Pendant cinq ans, la jeune fille met sa vie entre parenthèses pour s’économiser, si possible se soigner. «Ces années seront l’incubateur de presque toute l’œuvre de fiction à venir», statue l’auteure Marie-Andrée Lamontagne.
L’autre source majeure d’inspiration sera un paysage, celui de Sainte-Catherine-de-la-Jacques-Cartier, où les Hébert ont une maison d’été. Ce lieu escarpé, où coulent des eaux vives, et la densité des arbres créent des forêts noires que l’imagination peut facilement transformer en forêts enchantées ou hantées. Anne Hébert en fera son paysage intérieur, auquel elle se référera pour créer des histoires fantastiques, rudes ou violentes qui feront sa signature.
À la découverte des pièces manquantes
L’œuvre d’Anne Hébert est là, on l’a encensée, critiquée, étudiée, adaptée au cinéma, mais pour la première fois, on l’éclaire de faits nouveaux. De fait, la biographie Vivre pour écrire complète le puzzle Anne Hébert, auquel il manquait des morceaux. Ceux de l’intimité notamment.
L’écrivaine, qui était très jalouse de sa vie privée, a toujours manœuvré pour laisser parler ses écrits à sa place.
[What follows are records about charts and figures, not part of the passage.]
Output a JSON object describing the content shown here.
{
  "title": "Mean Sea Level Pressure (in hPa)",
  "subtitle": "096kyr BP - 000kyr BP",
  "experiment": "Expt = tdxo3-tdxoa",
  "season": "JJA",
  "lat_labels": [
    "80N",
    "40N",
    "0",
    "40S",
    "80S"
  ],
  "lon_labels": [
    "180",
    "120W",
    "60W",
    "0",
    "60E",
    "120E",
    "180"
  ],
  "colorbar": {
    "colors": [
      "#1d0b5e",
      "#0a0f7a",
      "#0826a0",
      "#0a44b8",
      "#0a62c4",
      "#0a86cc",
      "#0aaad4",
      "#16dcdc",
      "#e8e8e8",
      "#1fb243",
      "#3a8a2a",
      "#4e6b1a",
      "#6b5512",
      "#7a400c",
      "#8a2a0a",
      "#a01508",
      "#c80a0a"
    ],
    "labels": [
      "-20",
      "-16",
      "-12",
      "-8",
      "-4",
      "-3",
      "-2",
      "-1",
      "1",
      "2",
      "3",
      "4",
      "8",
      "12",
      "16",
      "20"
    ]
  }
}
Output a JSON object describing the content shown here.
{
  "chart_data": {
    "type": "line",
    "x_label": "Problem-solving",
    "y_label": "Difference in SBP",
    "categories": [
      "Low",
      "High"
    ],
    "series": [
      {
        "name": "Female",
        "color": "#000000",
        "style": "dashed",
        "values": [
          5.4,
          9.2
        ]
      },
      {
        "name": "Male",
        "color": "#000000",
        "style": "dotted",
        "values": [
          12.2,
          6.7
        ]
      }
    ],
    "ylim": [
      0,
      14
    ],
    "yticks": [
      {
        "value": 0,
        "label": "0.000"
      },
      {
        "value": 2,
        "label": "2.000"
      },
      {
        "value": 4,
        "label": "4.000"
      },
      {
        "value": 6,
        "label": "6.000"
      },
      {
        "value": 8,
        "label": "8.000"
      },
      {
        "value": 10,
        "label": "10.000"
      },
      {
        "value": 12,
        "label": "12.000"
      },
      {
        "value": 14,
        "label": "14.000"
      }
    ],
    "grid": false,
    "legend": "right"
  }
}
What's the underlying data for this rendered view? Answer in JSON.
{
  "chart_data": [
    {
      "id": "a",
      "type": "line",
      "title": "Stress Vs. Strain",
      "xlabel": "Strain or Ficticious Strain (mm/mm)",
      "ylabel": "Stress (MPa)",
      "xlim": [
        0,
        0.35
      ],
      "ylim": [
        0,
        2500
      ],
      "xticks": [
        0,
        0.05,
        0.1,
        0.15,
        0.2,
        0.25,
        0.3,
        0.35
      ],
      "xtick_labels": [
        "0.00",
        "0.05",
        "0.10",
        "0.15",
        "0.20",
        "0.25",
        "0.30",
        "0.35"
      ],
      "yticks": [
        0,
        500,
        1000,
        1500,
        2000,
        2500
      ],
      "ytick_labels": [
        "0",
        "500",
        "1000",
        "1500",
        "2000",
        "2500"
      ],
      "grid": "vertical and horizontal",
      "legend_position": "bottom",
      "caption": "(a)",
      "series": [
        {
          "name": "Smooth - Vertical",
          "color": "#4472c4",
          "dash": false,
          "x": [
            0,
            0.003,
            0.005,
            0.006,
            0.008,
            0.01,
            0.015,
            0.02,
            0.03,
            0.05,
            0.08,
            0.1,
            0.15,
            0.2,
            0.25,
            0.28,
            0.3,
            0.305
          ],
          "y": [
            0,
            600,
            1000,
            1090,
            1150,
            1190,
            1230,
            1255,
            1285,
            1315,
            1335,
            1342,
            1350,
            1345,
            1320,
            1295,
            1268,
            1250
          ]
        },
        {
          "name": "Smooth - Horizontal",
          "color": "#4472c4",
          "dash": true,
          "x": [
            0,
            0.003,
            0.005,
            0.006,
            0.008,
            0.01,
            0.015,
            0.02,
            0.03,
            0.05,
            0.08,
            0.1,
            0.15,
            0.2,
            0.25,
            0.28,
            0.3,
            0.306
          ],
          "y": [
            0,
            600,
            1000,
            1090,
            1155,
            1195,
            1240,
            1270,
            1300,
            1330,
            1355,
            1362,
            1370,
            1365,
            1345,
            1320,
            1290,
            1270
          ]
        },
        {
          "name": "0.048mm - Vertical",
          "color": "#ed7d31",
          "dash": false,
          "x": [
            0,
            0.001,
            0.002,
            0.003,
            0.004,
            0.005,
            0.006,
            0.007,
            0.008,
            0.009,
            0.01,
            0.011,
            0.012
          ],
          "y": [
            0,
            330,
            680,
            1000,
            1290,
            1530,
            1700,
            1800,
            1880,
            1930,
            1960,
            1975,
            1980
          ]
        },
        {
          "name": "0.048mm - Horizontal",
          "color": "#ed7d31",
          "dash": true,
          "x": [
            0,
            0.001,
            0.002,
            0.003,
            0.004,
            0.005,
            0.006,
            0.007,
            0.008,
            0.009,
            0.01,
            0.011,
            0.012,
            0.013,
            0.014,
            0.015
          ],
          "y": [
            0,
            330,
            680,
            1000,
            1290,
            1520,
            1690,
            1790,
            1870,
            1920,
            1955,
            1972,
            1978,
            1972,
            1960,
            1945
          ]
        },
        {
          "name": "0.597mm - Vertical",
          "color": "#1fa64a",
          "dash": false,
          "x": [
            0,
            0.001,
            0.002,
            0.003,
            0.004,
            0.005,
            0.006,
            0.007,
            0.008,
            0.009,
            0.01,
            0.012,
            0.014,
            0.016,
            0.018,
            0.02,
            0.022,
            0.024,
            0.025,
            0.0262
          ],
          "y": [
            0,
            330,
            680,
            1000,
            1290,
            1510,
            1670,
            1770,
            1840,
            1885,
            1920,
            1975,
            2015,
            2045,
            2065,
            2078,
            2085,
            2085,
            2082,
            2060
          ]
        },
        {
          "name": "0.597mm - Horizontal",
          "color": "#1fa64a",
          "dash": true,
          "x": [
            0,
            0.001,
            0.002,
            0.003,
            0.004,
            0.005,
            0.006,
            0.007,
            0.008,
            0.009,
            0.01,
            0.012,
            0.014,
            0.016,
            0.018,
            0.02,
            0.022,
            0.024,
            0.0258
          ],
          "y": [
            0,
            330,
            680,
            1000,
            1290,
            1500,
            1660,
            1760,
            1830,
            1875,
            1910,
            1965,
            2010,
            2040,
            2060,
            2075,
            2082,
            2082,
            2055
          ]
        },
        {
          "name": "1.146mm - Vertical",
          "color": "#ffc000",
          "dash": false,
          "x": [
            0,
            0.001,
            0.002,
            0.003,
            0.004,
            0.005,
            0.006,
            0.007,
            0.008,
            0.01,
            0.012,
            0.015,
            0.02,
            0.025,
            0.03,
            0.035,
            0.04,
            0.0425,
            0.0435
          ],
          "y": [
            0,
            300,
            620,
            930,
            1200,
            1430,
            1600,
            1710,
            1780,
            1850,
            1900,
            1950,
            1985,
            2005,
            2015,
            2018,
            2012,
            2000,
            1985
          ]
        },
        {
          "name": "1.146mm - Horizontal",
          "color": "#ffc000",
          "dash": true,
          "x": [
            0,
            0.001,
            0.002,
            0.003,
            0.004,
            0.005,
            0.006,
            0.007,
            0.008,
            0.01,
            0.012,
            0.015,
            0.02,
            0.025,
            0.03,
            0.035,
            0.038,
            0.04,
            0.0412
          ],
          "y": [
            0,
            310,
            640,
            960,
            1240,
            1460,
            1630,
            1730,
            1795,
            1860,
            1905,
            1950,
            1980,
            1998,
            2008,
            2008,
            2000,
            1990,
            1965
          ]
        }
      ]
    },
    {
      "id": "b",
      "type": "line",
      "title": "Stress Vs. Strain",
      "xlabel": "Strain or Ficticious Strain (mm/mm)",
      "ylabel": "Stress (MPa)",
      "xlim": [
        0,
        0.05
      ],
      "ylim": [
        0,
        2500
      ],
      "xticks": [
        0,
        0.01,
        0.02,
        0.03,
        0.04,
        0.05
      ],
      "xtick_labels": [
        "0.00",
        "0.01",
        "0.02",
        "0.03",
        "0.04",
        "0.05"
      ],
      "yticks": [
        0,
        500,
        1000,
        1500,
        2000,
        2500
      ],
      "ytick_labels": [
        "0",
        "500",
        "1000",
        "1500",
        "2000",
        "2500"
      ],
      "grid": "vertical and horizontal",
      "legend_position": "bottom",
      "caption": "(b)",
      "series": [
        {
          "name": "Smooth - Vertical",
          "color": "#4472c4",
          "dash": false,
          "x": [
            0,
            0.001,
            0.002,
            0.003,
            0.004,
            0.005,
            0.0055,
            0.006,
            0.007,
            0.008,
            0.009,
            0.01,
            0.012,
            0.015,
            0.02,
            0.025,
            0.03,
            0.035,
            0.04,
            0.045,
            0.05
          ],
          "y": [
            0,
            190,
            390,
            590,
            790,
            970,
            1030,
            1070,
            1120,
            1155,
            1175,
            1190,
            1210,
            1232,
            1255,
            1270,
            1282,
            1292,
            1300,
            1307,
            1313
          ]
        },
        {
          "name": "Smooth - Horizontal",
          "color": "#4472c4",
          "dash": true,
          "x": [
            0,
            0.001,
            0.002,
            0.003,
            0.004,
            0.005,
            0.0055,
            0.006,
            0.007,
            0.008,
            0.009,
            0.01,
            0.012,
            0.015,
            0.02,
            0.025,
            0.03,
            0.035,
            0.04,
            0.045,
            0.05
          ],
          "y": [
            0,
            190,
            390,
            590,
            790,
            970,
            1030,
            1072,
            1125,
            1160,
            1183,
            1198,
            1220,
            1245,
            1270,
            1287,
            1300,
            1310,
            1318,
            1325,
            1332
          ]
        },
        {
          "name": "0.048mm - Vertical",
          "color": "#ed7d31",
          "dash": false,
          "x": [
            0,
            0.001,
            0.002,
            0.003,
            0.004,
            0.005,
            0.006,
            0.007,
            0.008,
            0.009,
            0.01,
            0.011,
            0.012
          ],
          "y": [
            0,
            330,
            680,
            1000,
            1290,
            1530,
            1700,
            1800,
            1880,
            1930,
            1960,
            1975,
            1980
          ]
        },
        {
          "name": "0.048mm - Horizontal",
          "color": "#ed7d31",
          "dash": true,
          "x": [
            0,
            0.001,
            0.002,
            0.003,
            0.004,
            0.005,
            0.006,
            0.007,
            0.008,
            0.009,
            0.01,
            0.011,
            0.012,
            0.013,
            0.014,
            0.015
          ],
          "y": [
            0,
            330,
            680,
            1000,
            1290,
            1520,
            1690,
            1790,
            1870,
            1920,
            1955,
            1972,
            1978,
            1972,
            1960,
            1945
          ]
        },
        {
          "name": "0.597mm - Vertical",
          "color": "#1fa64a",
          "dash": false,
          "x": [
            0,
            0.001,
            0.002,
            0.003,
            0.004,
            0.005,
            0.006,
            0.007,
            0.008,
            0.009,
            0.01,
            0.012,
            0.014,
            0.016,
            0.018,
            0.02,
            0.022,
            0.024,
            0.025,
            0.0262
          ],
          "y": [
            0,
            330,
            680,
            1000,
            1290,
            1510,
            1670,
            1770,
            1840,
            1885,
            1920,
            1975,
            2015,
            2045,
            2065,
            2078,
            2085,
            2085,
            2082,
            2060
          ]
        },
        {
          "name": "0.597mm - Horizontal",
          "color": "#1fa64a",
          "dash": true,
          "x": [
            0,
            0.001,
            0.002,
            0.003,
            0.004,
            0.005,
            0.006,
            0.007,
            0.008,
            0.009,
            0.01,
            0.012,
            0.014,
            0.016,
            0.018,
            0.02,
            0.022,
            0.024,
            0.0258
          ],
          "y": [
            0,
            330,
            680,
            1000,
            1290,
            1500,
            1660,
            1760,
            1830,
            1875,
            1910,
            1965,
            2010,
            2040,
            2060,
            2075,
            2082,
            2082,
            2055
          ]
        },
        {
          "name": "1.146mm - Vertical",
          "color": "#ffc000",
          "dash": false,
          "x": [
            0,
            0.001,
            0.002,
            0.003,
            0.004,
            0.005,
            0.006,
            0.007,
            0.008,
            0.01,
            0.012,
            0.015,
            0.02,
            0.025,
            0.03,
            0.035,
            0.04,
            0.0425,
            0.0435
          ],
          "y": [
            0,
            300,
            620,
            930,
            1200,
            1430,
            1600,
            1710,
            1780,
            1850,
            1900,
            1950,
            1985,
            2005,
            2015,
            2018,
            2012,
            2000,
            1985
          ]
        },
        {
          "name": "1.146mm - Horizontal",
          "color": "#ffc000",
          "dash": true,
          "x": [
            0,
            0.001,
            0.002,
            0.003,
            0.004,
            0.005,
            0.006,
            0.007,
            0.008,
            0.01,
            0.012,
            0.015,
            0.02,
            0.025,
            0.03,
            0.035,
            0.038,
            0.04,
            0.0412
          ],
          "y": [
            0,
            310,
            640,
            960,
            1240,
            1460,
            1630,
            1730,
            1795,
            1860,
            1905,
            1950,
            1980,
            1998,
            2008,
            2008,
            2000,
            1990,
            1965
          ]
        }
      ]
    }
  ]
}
Mais voilà que 20 ans après sa mort, le portrait se raffine grâce à cette somme de Marie-Andrée Lamontagne, extrêmement bien documentée, écrite avec élégance, empreinte de respect pour son sujet, mais sans complaisance.
L’ouvrage est riche d’extraits de l’abondante correspondance qu’entretenait Anne Hébert. Ces lettres, qui ne sont pas des exercices de style, mais des instantanés de vie quotidienne, révèlent sa simplicité, sa timidité, sa discrétion, l’attachement à sa famille qui est aussi fort que son besoin de s’en éloigner. D’autres missives témoignent plutôt de sa détermination ou de son acharnement devant les manuscrits qui lui résistent. Il y a aussi dans les confidences à son frère ou à ses amis proches des rappels constants de sa santé fragile, des aveux de frugalité, des états d’âme d’expatriée. Anne Hébert, dont tous vantent la beauté juvénile, est une femme ordinaire qui fait ses courses, son ménage, vit seule tout en cultivant de profondes amitiés féminines. Ah oui, elle fréquente épisodiquement un homme de la haute bourgeoisie française… et elle aime les chats. Voilà pour l’intimité longtemps préservée.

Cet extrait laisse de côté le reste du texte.